STEM Education

A Smart Investment in STEM  Education

By  | Published March 07, 2013 | Fox News  Latino

When NASA introduced Dr. Franklin Chang-Díaz as the nation’s first Latino  astronaut, I was a senior in high school, listening to the news on a transistor  radio and forever affected by the breakthrough. It was then I knew I wanted to  be –and could be– an astronaut.

Years earlier, my family –all of us– often spent seven days a week as migrant  workers. After a long day of working the fields, my father would ask us kids how  we felt. We were all exhausted and muddied. “Good,” he would say. “This is  your future if you don’t study in school.”

When I look back, it was my father’s warning that helped me focus in school,  and it was the wonderful news of Dr. Franklin Chang-Diaz that helped me realize  how far I could go. The combination of the two led me to become, like  Chang-Diaz, a NASA astronaut.

Few would say my path was easy, but there’s a challenge for us today in how  we inspire more students to explore fields in science, technology, engineering  and mathematics (STEM). Just four percent of the bachelor’s degrees earned in  2008 in the U.S. were in engineering. In Asia, that number was 19 percent, and  in China it was 31 percent.
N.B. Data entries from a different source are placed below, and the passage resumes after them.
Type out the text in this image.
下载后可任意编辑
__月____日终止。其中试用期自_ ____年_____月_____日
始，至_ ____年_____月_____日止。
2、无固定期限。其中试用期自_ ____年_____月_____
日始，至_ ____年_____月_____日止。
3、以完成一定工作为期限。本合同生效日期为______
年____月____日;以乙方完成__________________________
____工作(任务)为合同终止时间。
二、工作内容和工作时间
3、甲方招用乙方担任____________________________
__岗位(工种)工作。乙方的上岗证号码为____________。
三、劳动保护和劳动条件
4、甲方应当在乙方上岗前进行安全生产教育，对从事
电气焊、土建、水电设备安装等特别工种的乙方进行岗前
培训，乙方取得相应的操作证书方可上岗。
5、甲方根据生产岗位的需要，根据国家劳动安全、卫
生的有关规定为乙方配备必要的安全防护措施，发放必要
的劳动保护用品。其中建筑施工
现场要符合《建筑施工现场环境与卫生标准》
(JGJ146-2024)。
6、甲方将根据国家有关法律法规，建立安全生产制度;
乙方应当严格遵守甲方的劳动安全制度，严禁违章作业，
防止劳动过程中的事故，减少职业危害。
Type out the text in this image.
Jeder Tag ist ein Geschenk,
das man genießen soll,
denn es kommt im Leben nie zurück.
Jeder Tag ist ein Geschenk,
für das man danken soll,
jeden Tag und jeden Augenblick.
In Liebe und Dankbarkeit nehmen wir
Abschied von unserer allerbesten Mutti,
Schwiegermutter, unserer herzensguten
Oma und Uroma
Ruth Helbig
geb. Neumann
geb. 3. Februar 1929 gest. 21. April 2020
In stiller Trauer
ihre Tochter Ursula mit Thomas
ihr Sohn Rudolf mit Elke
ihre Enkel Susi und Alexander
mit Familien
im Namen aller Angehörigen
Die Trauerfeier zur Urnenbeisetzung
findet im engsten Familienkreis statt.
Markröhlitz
It doesn’t take a rocket scientist to realize we are trailing the rest of  world when it comes to developing STEM talent, a true barrier for any nation  wanting to remain globally competitive. The problem is exacerbated by recent  cuts in education, a side effect of the recent recession. Twenty-six states are  providing less per-student funding during the current school year, and education  spending in 35 states is below 2008 levels, according to the Center on Budget  and Policy Priorities.

While the cuts this year are mostly modest, they are in addition to much  steeper cuts that occurred from the past few years. California per-student  spending has decreased by more than 17 percent since 2008, with just five states –Arizona, Alabama, Oklahoma, Idaho and South Carolina– curtailing spending by  more.

Budget realities and our inability to produce enough students trained in  science, technology and engineering (STEM) fields have created a perfect storm  that threatens our STEM education pipeline and, with it, the nation’s ability to  be globally competitive. If there was a handy solution, virtually every state  would have it in place by now.

I am encouraged knowing that leaders on both sides of the aisle recognize the  importance of investing in the education of our nation’s students, and perhaps  it is fitting that one of the most promising solutions to bolstering the  nation’s STEM education pipeline comes from a bipartisan group of U.S.  Senators.

Senators Orrin Hatch (R-UT), Amy Klobuchar (D-MN), Marco Rubio (R-FL) and  Chris Coons (D-DE) introduced the Immigration Innovation Act of 2013, a high  tech immigration reform bill that makes needed reforms in the skilled labor  sector.The bill, dubbed I-Squared, uses fees from companies who pay for H-1B  visas and green cards to fill vacant high-skill jobs to establish a national  fund to help states fund improvements to STEM education.

With tax dollars shrinking and many states struggling to restore the cuts to  education, this funding stream is crucial especially in communities where STEM  education is lagging. STEM has more than a funding problem – it also has a  demographic problem. African-Americans, Latinos and American Indians are  collectively 26 percent of the working population in the United States,  collectively accounting for just nine percent of the workers in science and  engineering fields and just 11 percent of graduates with science or engineering  degrees.

The National Center for Technological Literacy sums up the challenge: “Without increasing the numbers of minorities in engineering and technology as  the percentage of white males in the workforce decreases, the number of  engineers will also decrease.” Our task is clear. We have to do a lot more to  ensure more students are exposed to STEM instruction. It’s one of the reasons  educators and education officials should be paying attention to the I-Squared  Act.

The STEM fund will be used to recruit and train more teachers in STEM fields,  broaden access to computer science classes for high-school and help students who  start college in STEM fields earn their degrees. Our long-term economic  prospects will depend on how effective we are at producing the workers who will  be the innovators of tomorrow. I am thrilled that there’s a promising path to  meet that challenge. We can’t miss this opportunity. Too many futures, including  America’s, are riding on it.